# Sketchup - unable to push/pull component



## RogerS (4 Apr 2010)

I've done something wrong. I've drawn a box frame as a 2D and then wanted to push/pull it out to height. But the push/pull icon has a 'forbidden' sign on it. I managed to do it, after a fashion but not without leaving holes in lots of places, by exploding several times and then push/pulling each item separately....not ideal. The diagram is here if anyone can tell me what I've done wrong.

http://www.tristan.demon.co.uk/images/box frame.skp

One other question. DaveR does a lot of joint work from inside the drawing. How do you 'get inside' as it were?

Thanks


----------



## SketchUp Guru (4 Apr 2010)

Roger, I looked at your model.

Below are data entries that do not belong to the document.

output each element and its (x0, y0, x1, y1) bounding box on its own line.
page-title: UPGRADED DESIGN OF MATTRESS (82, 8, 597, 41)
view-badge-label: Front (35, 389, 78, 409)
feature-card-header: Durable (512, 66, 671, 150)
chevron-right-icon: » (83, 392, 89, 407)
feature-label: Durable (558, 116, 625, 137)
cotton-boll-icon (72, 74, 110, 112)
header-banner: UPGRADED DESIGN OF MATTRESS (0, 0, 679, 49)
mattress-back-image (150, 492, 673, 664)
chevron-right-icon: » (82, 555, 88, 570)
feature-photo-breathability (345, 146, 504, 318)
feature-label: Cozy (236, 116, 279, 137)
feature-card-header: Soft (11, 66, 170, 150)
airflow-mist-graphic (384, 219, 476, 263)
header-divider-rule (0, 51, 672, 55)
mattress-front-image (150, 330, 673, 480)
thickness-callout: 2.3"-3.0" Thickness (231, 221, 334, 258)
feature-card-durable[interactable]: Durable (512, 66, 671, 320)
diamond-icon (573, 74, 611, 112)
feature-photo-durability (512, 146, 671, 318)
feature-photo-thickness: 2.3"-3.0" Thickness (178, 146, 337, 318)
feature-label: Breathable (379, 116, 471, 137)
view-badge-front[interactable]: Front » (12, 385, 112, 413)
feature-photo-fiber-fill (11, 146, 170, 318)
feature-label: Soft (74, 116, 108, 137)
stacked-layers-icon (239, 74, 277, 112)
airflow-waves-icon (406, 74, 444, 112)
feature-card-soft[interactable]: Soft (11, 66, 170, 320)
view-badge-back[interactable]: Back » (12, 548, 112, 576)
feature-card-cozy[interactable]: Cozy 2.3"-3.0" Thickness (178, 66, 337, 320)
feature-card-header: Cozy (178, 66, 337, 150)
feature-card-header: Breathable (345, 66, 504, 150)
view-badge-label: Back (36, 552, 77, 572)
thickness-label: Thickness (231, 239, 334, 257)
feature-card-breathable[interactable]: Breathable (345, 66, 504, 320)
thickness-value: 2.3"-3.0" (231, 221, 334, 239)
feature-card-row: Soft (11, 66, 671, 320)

You made a component of the box frame including all the parts that would go into making that up. First, in order to use Push/Pull, you need to open the component for editing. A double click with the Select tool or a right click on it and then choose Edit component will do the trick. 

The holes you're getting come from using Push/Pull on a divided surface which is what you've made for the flat box frame. If you don't need the separate parts for the box frame, delete all the edges that are dividing the surface. If you do need all the parts separate as they would be in the real world, draw each one and make that a component before moving on to the next part.

To orbit inside, first you need to be working in Perspective mode. This won't work easily in Parallel Projection. Then zoom in on the part of the model you want to work on and use the orbit tool to swing the camera inside. You might find it easier when learning this method to work in X-ray mode so you can see where you are going.

Make sure you have already opened the component you want to modify prior to orbiting inside.


----------



## SketchUp Guru (4 Apr 2010)

Roger, I did a quick replacement of the faces as individual components and pulled them up to height. You see how each part has its own bounding box.


----------



## RogerS (4 Apr 2010)

Magic! Thanks, Dave.


----------